The set embodied a minimalist approach, making use of a two-story set design with rotating screens that turn the stage into whatever scene needed. The characters are seen at their high school, the school football field, the school mean girl’s house, a 7-11 and a car.

Most notably, the audience must take away the importance of being an ally. “Good Kids” highlights the importance of advocating for what’s right, paying attention, and asking questions.

When watching the show, audience members never truly see what has happened to Chloe, yet we know. The audience knows what has happened to her, and while the perpetrators make cases for themselves, viewers must ask themselves, “Who do I believe?” And if your answer is the football players with impending scholarships, the production lets you know you’ve made a questionable choice.
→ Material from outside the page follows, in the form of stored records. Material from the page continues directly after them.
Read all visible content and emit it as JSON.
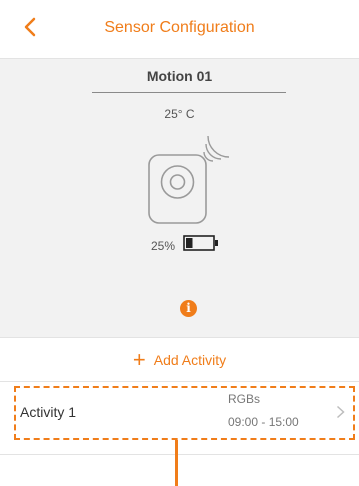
{
  "header": {
    "title": "Sensor Configuration",
    "back_icon": "chevron-left-icon"
  },
  "sensor": {
    "name": "Motion 01",
    "temperature": "25° C",
    "battery_text": "25%",
    "battery_level": 0.25,
    "icons": [
      "motion-sensor-icon",
      "signal-waves-icon",
      "battery-icon",
      "info-icon"
    ]
  },
  "info_icon_glyph": "i",
  "add_activity": {
    "plus": "+",
    "label": "Add Activity"
  },
  "activities": [
    {
      "name": "Activity 1",
      "type": "RGBs",
      "time": "09:00 - 15:00"
    }
  ],
  "colors": {
    "accent": "#f07d1a",
    "background": "#f2f2f2"
  }
}
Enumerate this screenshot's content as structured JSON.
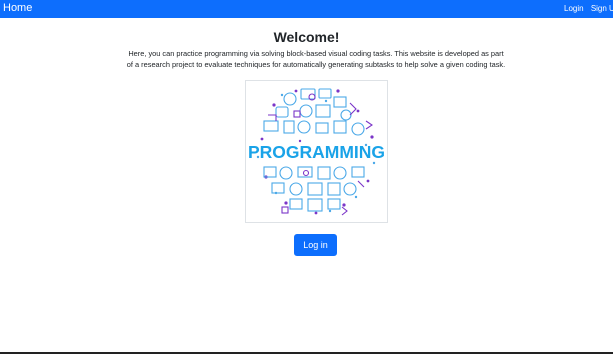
{
  "navbar": {
    "brand": "Home",
    "links": [
      "Login",
      "Sign Up"
    ]
  },
  "main": {
    "title": "Welcome!",
    "intro_line1": "Here, you can practice programming via solving block-based visual coding tasks. This website is developed as part",
    "intro_line2": "of a research project to evaluate techniques for automatically generating subtasks to help solve a given coding task.",
    "hero_word": "PROGRAMMING",
    "login_button": "Log in"
  },
  "colors": {
    "primary": "#0d6efd",
    "hero_word": "#1aa3e8",
    "icon_blue": "#4aa8e8",
    "icon_purple": "#7b35c8"
  }
}
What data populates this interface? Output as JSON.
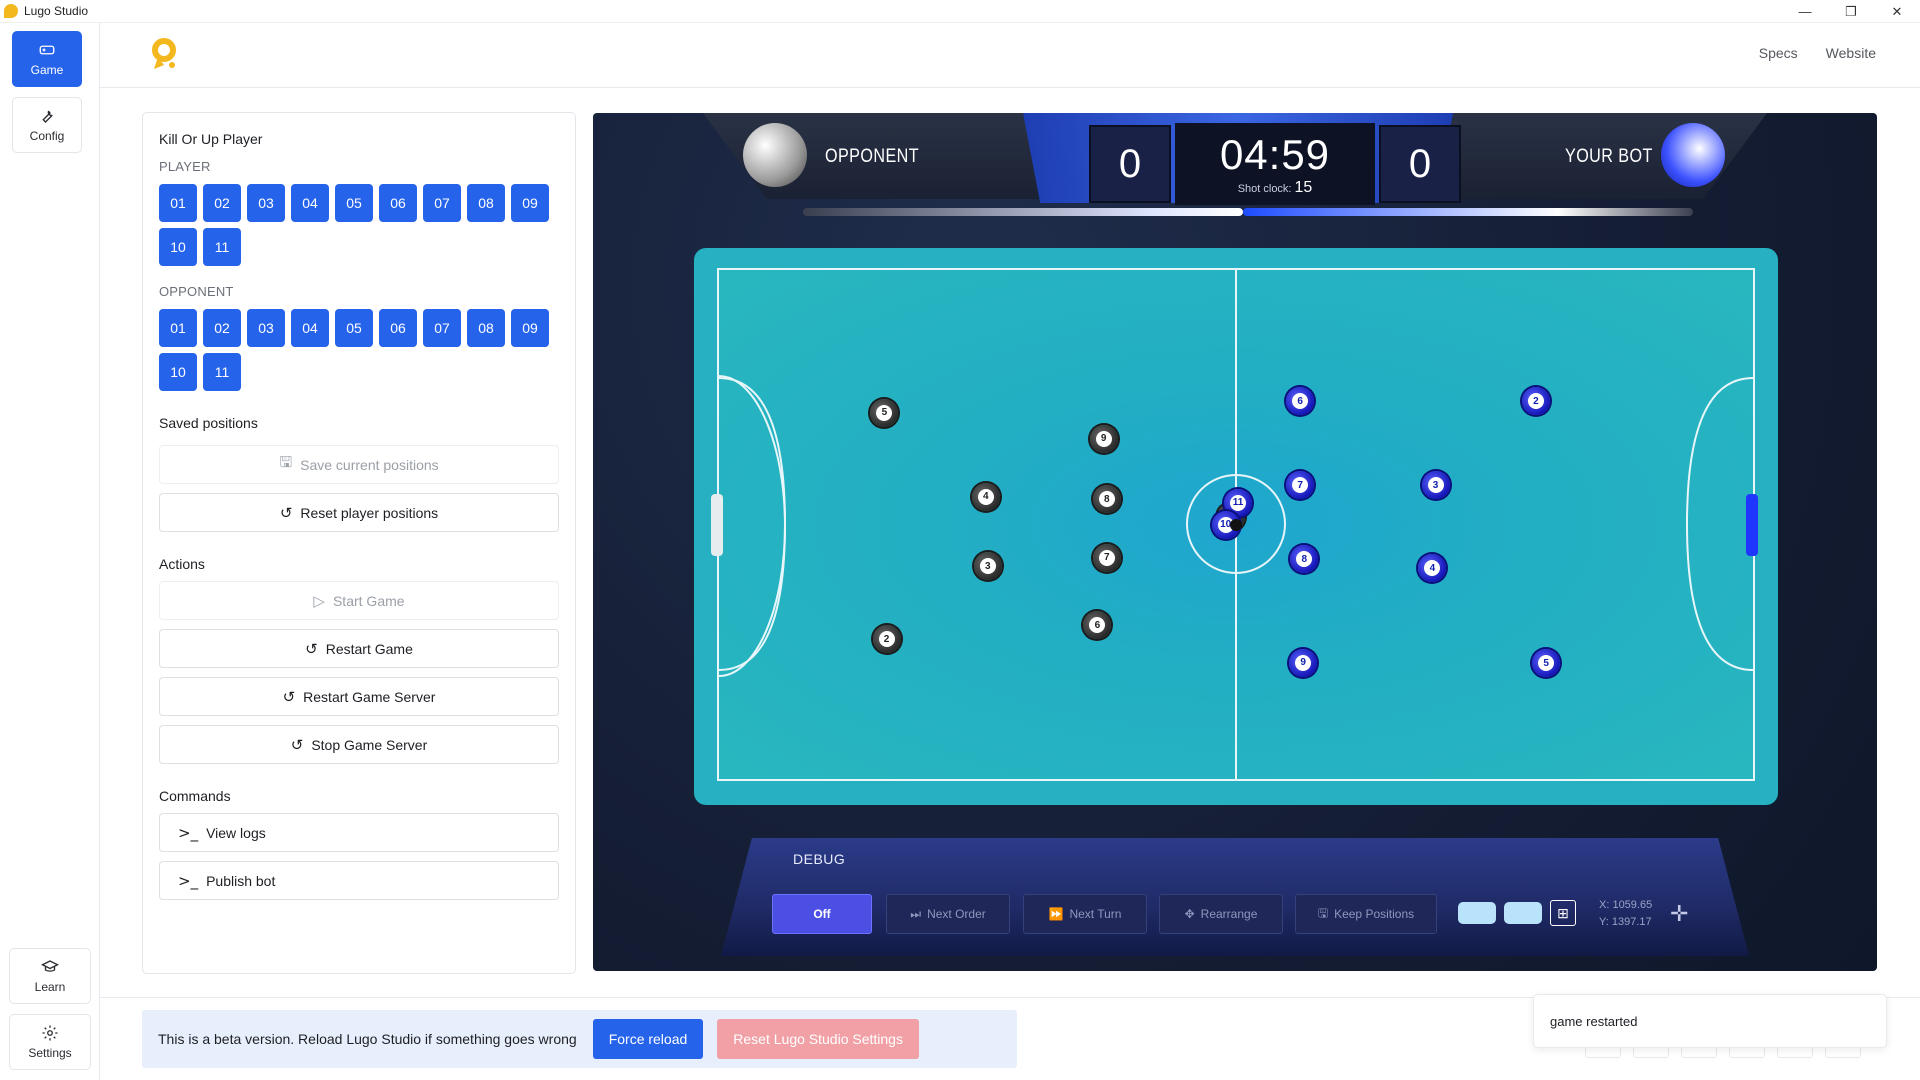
{
  "window": {
    "title": "Lugo Studio",
    "minimize": "—",
    "maximize": "❐",
    "close": "✕"
  },
  "rail": {
    "game_label": "Game",
    "config_label": "Config",
    "learn_label": "Learn",
    "settings_label": "Settings"
  },
  "header": {
    "nav_specs": "Specs",
    "nav_website": "Website"
  },
  "panel": {
    "title": "Kill Or Up Player",
    "player_label": "PLAYER",
    "player_numbers": [
      "01",
      "02",
      "03",
      "04",
      "05",
      "06",
      "07",
      "08",
      "09",
      "10",
      "11"
    ],
    "opponent_label": "OPPONENT",
    "opponent_numbers": [
      "01",
      "02",
      "03",
      "04",
      "05",
      "06",
      "07",
      "08",
      "09",
      "10",
      "11"
    ],
    "saved_positions_label": "Saved positions",
    "save_current": "Save current positions",
    "reset_player": "Reset player positions",
    "actions_label": "Actions",
    "start_game": "Start Game",
    "restart_game": "Restart Game",
    "restart_server": "Restart Game Server",
    "stop_server": "Stop Game Server",
    "commands_label": "Commands",
    "view_logs": "View logs",
    "publish_bot": "Publish bot"
  },
  "game": {
    "opponent_name": "OPPONENT",
    "bot_name": "YOUR BOT",
    "opponent_score": "0",
    "bot_score": "0",
    "clock": "04:59",
    "shot_clock_label": "Shot clock:",
    "shot_clock_value": "15",
    "opponent_players": [
      {
        "n": "5",
        "fx": 0.16,
        "fy": 0.28
      },
      {
        "n": "9",
        "fx": 0.372,
        "fy": 0.332
      },
      {
        "n": "4",
        "fx": 0.258,
        "fy": 0.445
      },
      {
        "n": "8",
        "fx": 0.375,
        "fy": 0.45
      },
      {
        "n": "3",
        "fx": 0.26,
        "fy": 0.582
      },
      {
        "n": "7",
        "fx": 0.375,
        "fy": 0.565
      },
      {
        "n": "2",
        "fx": 0.162,
        "fy": 0.725
      },
      {
        "n": "6",
        "fx": 0.366,
        "fy": 0.698
      },
      {
        "n": "10",
        "fx": 0.495,
        "fy": 0.485
      }
    ],
    "bot_players": [
      {
        "n": "6",
        "fx": 0.562,
        "fy": 0.258
      },
      {
        "n": "2",
        "fx": 0.79,
        "fy": 0.258
      },
      {
        "n": "7",
        "fx": 0.562,
        "fy": 0.423
      },
      {
        "n": "3",
        "fx:": 0,
        "fx": 0.693,
        "fy": 0.423
      },
      {
        "n": "8",
        "fx": 0.566,
        "fy": 0.568
      },
      {
        "n": "4",
        "fx": 0.69,
        "fy": 0.586
      },
      {
        "n": "9",
        "fx": 0.565,
        "fy": 0.772
      },
      {
        "n": "5",
        "fx": 0.8,
        "fy": 0.773
      },
      {
        "n": "11",
        "fx": 0.502,
        "fy": 0.457
      },
      {
        "n": "10",
        "fx": 0.49,
        "fy": 0.5
      }
    ],
    "debug_label": "DEBUG",
    "debug_off": "Off",
    "next_order": "Next Order",
    "next_turn": "Next Turn",
    "rearrange": "Rearrange",
    "keep_positions": "Keep Positions",
    "coord_x": "X:  1059.65",
    "coord_y": "Y:  1397.17",
    "colors": {
      "opponent": "#2a2a2a",
      "bot": "#1616b8",
      "field": "#22aec3",
      "accent": "#2563eb"
    }
  },
  "footer": {
    "beta_message": "This is a beta version. Reload Lugo Studio if something goes wrong",
    "force_reload": "Force reload",
    "reset_settings": "Reset Lugo Studio Settings",
    "toast": "game restarted"
  }
}
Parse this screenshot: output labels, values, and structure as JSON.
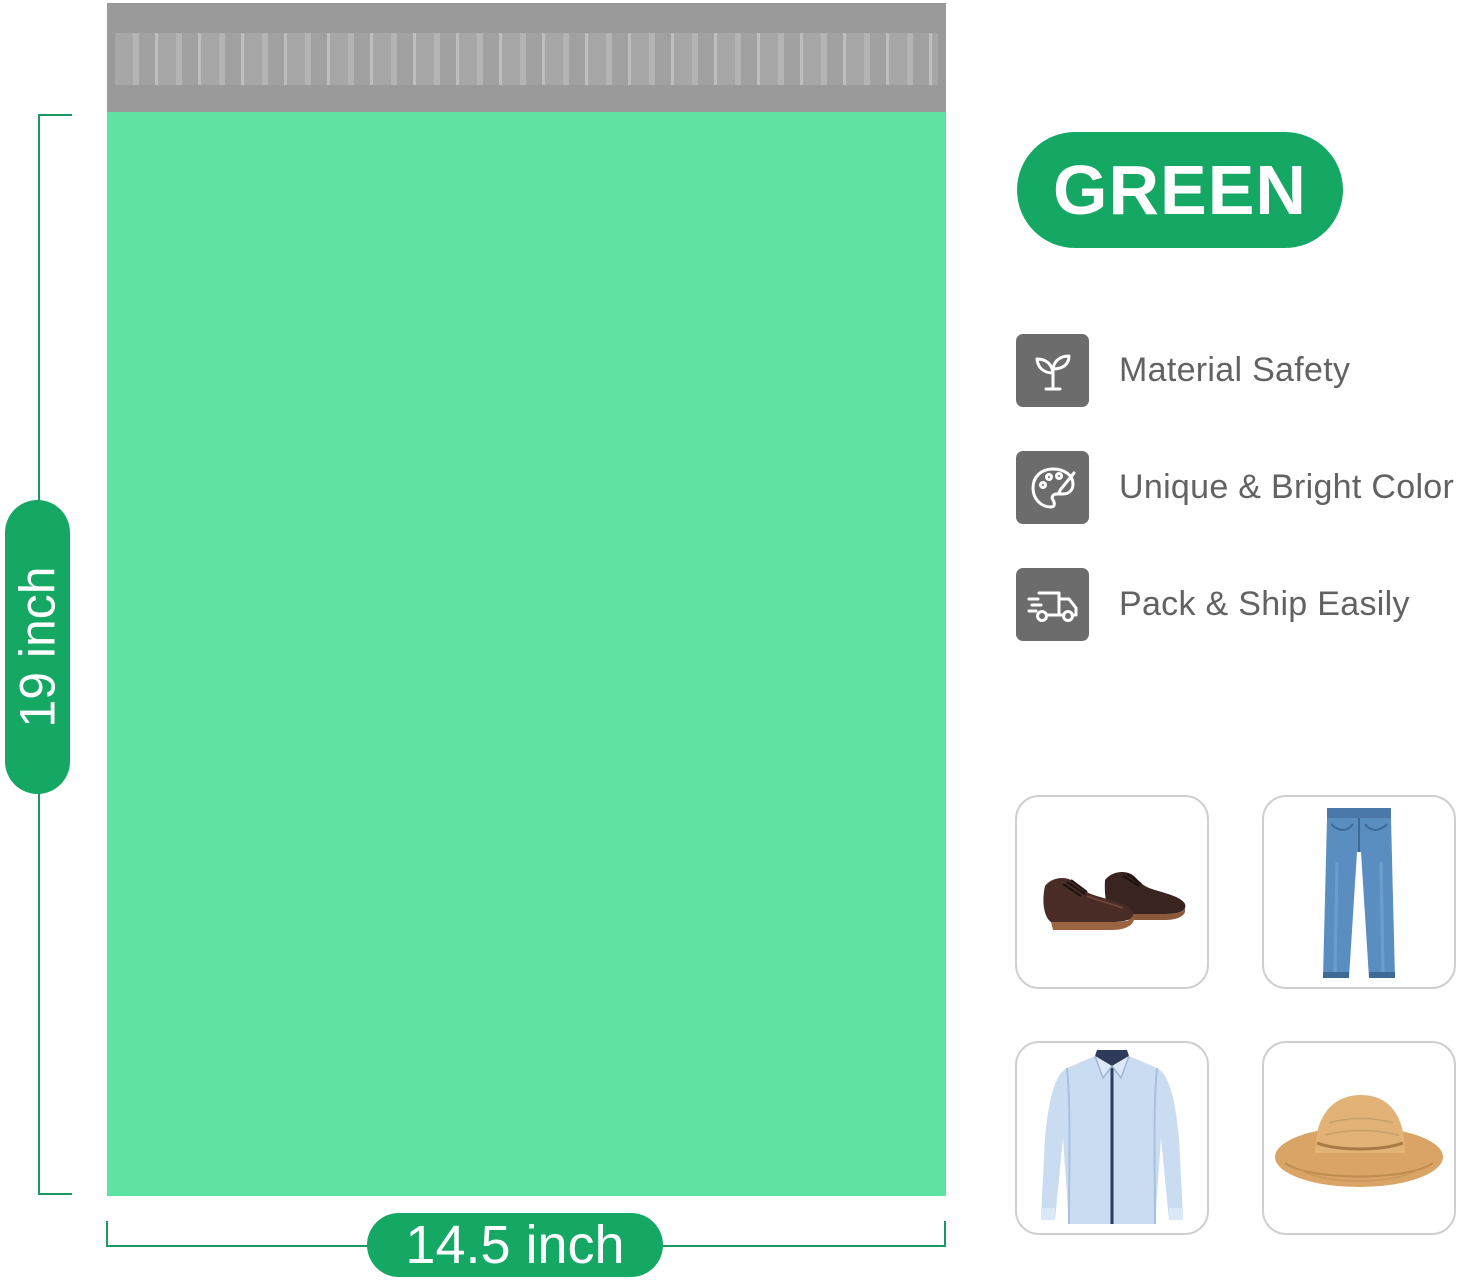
{
  "colors": {
    "mailer_green": "#5fe3a5",
    "accent_green": "#14a864",
    "seal_strip_gray": "#9a9a9a",
    "icon_gray": "#6c6c6c",
    "text_gray": "#626262"
  },
  "product": {
    "color_name": "GREEN"
  },
  "dimensions": {
    "height_label": "19 inch",
    "width_label": "14.5 inch"
  },
  "features": [
    {
      "icon": "sprout-icon",
      "label": "Material Safety"
    },
    {
      "icon": "palette-icon",
      "label": "Unique & Bright Color"
    },
    {
      "icon": "delivery-truck-icon",
      "label": "Pack & Ship Easily"
    }
  ],
  "use_cases": [
    {
      "icon": "dress-shoes-icon"
    },
    {
      "icon": "jeans-icon"
    },
    {
      "icon": "dress-shirt-icon"
    },
    {
      "icon": "sun-hat-icon"
    }
  ]
}
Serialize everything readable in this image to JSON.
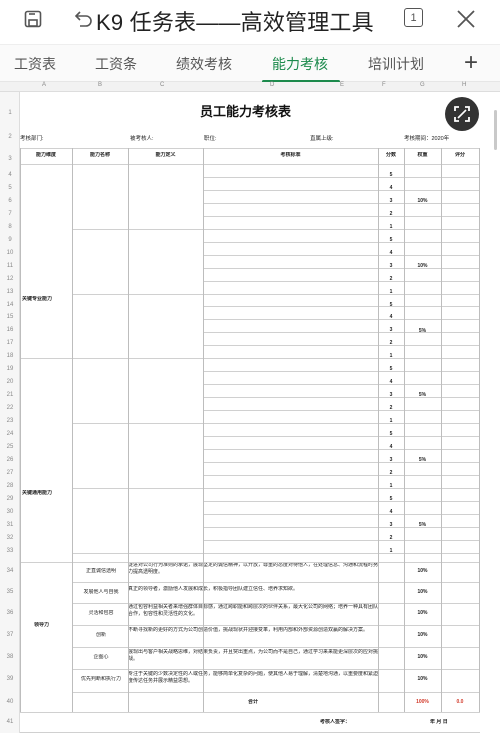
{
  "app": {
    "doc_title": "K9 任务表——高效管理工具",
    "page_badge": "1"
  },
  "tabs": [
    {
      "label": "工资表",
      "active": false
    },
    {
      "label": "工资条",
      "active": false
    },
    {
      "label": "绩效考核",
      "active": false
    },
    {
      "label": "能力考核",
      "active": true
    },
    {
      "label": "培训计划",
      "active": false
    }
  ],
  "columns": [
    "A",
    "B",
    "C",
    "D",
    "E",
    "F",
    "G",
    "H"
  ],
  "row_numbers": [
    "1",
    "2",
    "3",
    "4",
    "5",
    "6",
    "7",
    "8",
    "9",
    "10",
    "11",
    "12",
    "13",
    "14",
    "15",
    "16",
    "17",
    "18",
    "19",
    "20",
    "21",
    "22",
    "23",
    "24",
    "25",
    "26",
    "27",
    "28",
    "29",
    "30",
    "31",
    "32",
    "33",
    "34",
    "35",
    "36",
    "37",
    "38",
    "39",
    "40",
    "41"
  ],
  "sheet": {
    "title": "员工能力考核表",
    "meta": {
      "dept": "考核部门:",
      "person": "被考核人:",
      "position": "职位:",
      "superior": "直属上级:",
      "period": "考核期间：2020年"
    },
    "headers": [
      "能力维度",
      "能力名称",
      "能力定义",
      "考核标准",
      "分数",
      "权重",
      "评分"
    ],
    "scores": [
      "5",
      "4",
      "3",
      "2",
      "1"
    ],
    "groups": [
      {
        "dimension": "关键专业能力",
        "weights": [
          "10%",
          "10%",
          "5%",
          "5%"
        ]
      },
      {
        "dimension": "关键通用能力",
        "weights": [
          "5%",
          "5%"
        ]
      }
    ],
    "leadership": {
      "dimension": "领导力",
      "items": [
        {
          "name": "正直诚信透明",
          "definition": "促进对公司行为准则的承诺，展现坚定的诚信精神，以开放，尊重的态度对待他人，在处理信息、沟通和流程时努力提高透明度。",
          "weight": "10%"
        },
        {
          "name": "发展他人与自我",
          "definition": "真正的领导者，激励他人发展和成长，积极指导团队建立信任、培养求知欲。",
          "weight": "10%"
        },
        {
          "name": "灵活和包容",
          "definition": "通过包容利益相关者来增强群体目标感，通过跨职能和跨层次的伙伴关系，最大化公司的网络；培养一种具有团队合作，包容性和灵活性的文化。",
          "weight": "10%"
        },
        {
          "name": "创新",
          "definition": "不断寻找新的更好的方式为公司创造价值，挑战现状并迎接变革，利用内部和外部资源创造双赢的解决方案。",
          "weight": "10%"
        },
        {
          "name": "企图心",
          "definition": "展现出与客户相关战略思维，对结果负责，并且突出重点，为公司而不是自己，通过学习来来能更深层次的应对挑战。",
          "weight": "10%"
        },
        {
          "name": "优先判断和执行力",
          "definition": "专注于关键的少数决定性的人或任务，能够简单化复杂的问题，使其他人易于理解，清楚地沟通，以重要度和紧迫度传达任务并展示精益思想。",
          "weight": "10%"
        }
      ]
    },
    "total": {
      "label": "合计",
      "weight": "100%",
      "score": "0.0"
    },
    "footer": {
      "signature": "考核人签字：",
      "date": "年  月  日"
    }
  }
}
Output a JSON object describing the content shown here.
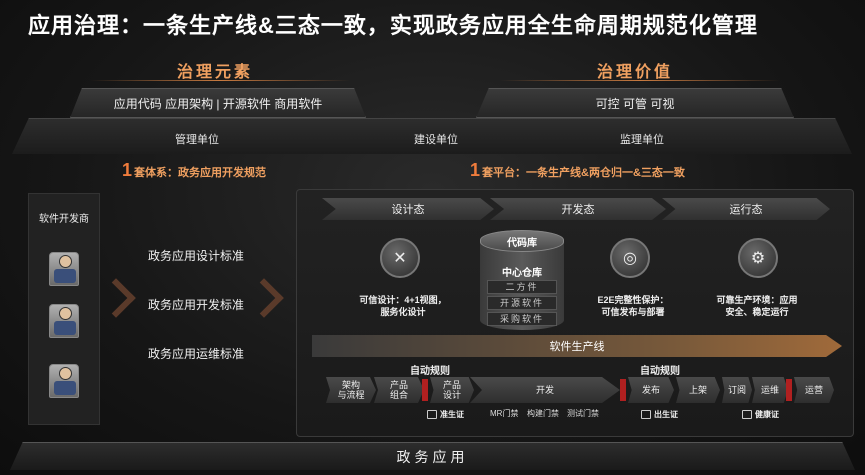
{
  "title": "应用治理：一条生产线&三态一致，实现政务应用全生命周期规范化管理",
  "governance_elements": {
    "heading": "治理元素",
    "content": "应用代码 应用架构    |    开源软件 商用软件"
  },
  "governance_value": {
    "heading": "治理价值",
    "content": "可控 可管 可视"
  },
  "units": {
    "management": "管理单位",
    "construction": "建设单位",
    "supervision": "监理单位"
  },
  "system_header": {
    "count": "1",
    "text": "套体系：政务应用开发规范"
  },
  "platform_header": {
    "count": "1",
    "text": "套平台：一条生产线&两仓归一&三态一致"
  },
  "left_panel": {
    "label": "软件开发商"
  },
  "standards": [
    "政务应用设计标准",
    "政务应用开发标准",
    "政务应用运维标准"
  ],
  "stages": [
    "设计态",
    "开发态",
    "运行态"
  ],
  "stage_descriptions": {
    "design": [
      "可信设计：4+1视图，",
      "服务化设计"
    ],
    "dev": [
      "E2E完整性保护：",
      "可信发布与部署"
    ],
    "run": [
      "可靠生产环境：应用",
      "安全、稳定运行"
    ]
  },
  "repository": {
    "code_repo": "代码库",
    "central": "中心仓库",
    "items": [
      "二方件",
      "开源软件",
      "采购软件"
    ]
  },
  "pipeline_label": "软件生产线",
  "auto_rules": [
    "自动规则",
    "自动规则"
  ],
  "steps": {
    "arch": "架构\n与流程",
    "portfolio": "产品\n组合",
    "design": "产品\n设计",
    "develop": "开发",
    "release": "发布",
    "launch": "上架",
    "subscribe": "订阅",
    "ops": "运维",
    "operation": "运营"
  },
  "certs": [
    "准生证",
    "出生证",
    "健康证"
  ],
  "gates": [
    "MR门禁",
    "构建门禁",
    "测试门禁"
  ],
  "footer": "政务应用",
  "colors": {
    "accent": "#f07c3c",
    "heading": "#f0a060",
    "gate_red": "#b02020"
  }
}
The cast and crew of “Good Kids” articulated a show that was heavy with sexual assault, underage drinking, bullying, and mature language with grace. Proceeding all showings, “Good Kids” held a post-show talkback. Cast and crew spoke openly with the audience about the play’s difficult themes.
Through cultivating an honest discussion with the community, “Good Kids” showcased their message further. Resources for sexual assault victim support were offered in the lobby of the theatre and inside the “Good Kids” playbill.

“Iizuka has crafted a script that takes advantage of how social medias have changed the ways we process ideas and communicate,” reads the liner note from dramaturg Kira Loux. “Iizuka also explores the definitions of words like “cool,” “weird,” and “consent” in the play by using the characters’ dialogue to display competing ideas related to these words.”

In a world where the events of “Good Kids” are a reality, BU Players brought a story that Bloomsburg University needed to hear to the stage.